When talking about her Pulitzer Prize-winning play, Fairview, writer Jackie Sibblies Drury explains that she cannot reveal what it is about without spoiling it. And she has a point – this really is a see-it-to-believe-it surprise of a show, and is thoroughly deserving of such anticipation.
In simple terms, the story concerns a black middle-class family, produced in the style of an African-American sitcom, with a set that constructs a cinematic, dream-like quality.
The viewer is carefully lulled into the Frasier family’s seemingly perfect life, until the action begins to unfurl into highly charged chaos and ultimately explodes in many unexpected directions. Sibblies Drury’s work is rich in thought-provoking ideas which merit careful deliberation, down to the play’s very name.

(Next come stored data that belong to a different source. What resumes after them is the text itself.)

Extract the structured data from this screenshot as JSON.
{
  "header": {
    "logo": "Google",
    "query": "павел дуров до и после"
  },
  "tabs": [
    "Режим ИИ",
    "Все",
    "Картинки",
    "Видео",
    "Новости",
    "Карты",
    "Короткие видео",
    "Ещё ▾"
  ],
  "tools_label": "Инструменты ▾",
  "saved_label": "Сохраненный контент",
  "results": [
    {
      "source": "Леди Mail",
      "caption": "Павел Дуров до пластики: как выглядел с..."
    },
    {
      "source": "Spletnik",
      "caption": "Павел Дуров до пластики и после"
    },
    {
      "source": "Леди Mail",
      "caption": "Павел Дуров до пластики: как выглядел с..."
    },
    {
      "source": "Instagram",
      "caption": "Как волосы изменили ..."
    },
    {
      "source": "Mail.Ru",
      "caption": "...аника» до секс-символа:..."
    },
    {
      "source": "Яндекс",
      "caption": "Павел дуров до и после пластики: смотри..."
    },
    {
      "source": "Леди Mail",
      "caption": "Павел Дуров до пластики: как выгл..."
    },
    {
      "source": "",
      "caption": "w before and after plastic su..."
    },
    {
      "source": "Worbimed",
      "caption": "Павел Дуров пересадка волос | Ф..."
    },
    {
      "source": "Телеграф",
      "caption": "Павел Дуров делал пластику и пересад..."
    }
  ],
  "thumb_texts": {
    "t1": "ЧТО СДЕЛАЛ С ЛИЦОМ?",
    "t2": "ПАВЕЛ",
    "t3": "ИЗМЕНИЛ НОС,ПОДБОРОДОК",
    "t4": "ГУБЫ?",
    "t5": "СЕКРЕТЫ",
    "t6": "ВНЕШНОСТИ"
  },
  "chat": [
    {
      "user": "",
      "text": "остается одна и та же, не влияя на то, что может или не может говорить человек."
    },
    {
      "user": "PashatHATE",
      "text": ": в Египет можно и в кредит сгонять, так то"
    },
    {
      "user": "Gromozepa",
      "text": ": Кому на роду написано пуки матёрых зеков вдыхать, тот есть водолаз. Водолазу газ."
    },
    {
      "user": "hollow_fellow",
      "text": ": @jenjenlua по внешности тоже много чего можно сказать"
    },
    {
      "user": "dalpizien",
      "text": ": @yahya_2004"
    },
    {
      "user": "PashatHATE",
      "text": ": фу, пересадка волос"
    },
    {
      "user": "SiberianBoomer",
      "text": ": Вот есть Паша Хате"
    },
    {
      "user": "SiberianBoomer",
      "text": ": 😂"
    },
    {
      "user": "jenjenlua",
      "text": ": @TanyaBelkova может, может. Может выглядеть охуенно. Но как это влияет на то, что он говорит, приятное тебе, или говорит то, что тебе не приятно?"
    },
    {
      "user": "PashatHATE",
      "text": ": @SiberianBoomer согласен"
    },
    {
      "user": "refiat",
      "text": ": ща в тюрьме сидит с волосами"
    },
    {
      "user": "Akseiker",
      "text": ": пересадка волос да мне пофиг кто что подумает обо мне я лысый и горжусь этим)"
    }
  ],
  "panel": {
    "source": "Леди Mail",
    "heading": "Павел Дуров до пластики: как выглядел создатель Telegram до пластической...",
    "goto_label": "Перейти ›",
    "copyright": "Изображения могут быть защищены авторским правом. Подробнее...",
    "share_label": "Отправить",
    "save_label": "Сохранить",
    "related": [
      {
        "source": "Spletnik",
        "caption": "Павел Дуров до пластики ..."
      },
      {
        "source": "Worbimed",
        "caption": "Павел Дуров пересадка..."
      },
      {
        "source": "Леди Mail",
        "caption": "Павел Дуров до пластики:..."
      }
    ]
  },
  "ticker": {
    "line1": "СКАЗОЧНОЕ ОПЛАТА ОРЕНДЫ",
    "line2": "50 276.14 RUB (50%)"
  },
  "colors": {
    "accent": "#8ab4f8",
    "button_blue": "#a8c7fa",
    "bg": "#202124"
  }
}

Supported by a strong cast, the play is an impressive marriage of writer and director, an intricately-plotted, perspective-bending, jigsaw-type piece, in which ideas of race are explored in a novel, captivating and often very witty way. I felt certain as I watched that my experience of this play would be very different to the person sitting next to me, and to all others watching, based on the unique experience and background of each and every audience member. There is a beauty in that; a production which highlights theatre as a shared space for thought, however different its participants may be. The play asks, why should a curtain divide us, or a television screen for that matter, and why should some observe and others be observed?
Fairview is a mad experiment really, and what might be described in parts as theatre of the Grotesque; somewhere between real and non-real; funny and frightening. It examines who pulls the strings in society, who controls how and what we watch, and how might this change. It’s an original, intelligent and important piece of theatre.